MJS: Real talk: The very existence of temp agencies is insane right? It’s become so convoluted that we need agencies to promote the very existence of a job opportunity.
HB: Temp agencies are totally nuts. You can’t get sick! If you stop responding to the temp agency even for a week, they stop contacting you because you’re unreliable. I had to work a conference on crutches once, it was wonderfully debasing.
MJS: Do you think we’re becoming robots — conditioned to be autonomous, performing tasks that pay us enough to continue doing those tasks?

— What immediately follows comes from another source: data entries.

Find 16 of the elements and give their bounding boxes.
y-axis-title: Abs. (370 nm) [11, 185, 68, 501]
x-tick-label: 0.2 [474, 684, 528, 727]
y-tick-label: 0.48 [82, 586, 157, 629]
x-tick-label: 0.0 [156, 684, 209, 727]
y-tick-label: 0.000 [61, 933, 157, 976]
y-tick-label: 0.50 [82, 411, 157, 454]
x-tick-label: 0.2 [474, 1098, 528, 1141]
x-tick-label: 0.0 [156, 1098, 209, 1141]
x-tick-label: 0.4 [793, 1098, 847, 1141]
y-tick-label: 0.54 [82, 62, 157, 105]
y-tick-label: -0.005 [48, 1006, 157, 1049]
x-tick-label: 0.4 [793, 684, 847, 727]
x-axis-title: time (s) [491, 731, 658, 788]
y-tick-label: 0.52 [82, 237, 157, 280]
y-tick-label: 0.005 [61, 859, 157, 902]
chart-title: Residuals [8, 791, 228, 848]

HB: Yes. No. I don’t know. I have this paranoia about school — like K-12 — that it trains you to crave approval for being “right” more than it teaches you how to think deeply. You get the A, you get the dopamine, everybody tells you you’re doing the right thing, you continue to do what you think people want you to do, etc, so even smart people get addicted to conforming. What a waste! But this is just a guess/paranoia. I’m sure there’s tons of cultural conditioning going on almost everywhere, but I’m no sociologist, so I’d have to google stuff to back this up.
MJS: If Hell were the end of the world, what would your end of the world look like?
HB: I don’t really have grand apocalyptic fantasies — I never really went to church, maybe that’s part of it. You’re not the first person to ask me this, but I just don’t know. I’m just picturing these kitschy dinosaur ViewMaster things I used to look at as a kid. It’s too campy to be really scary. I’m afraid of confinement.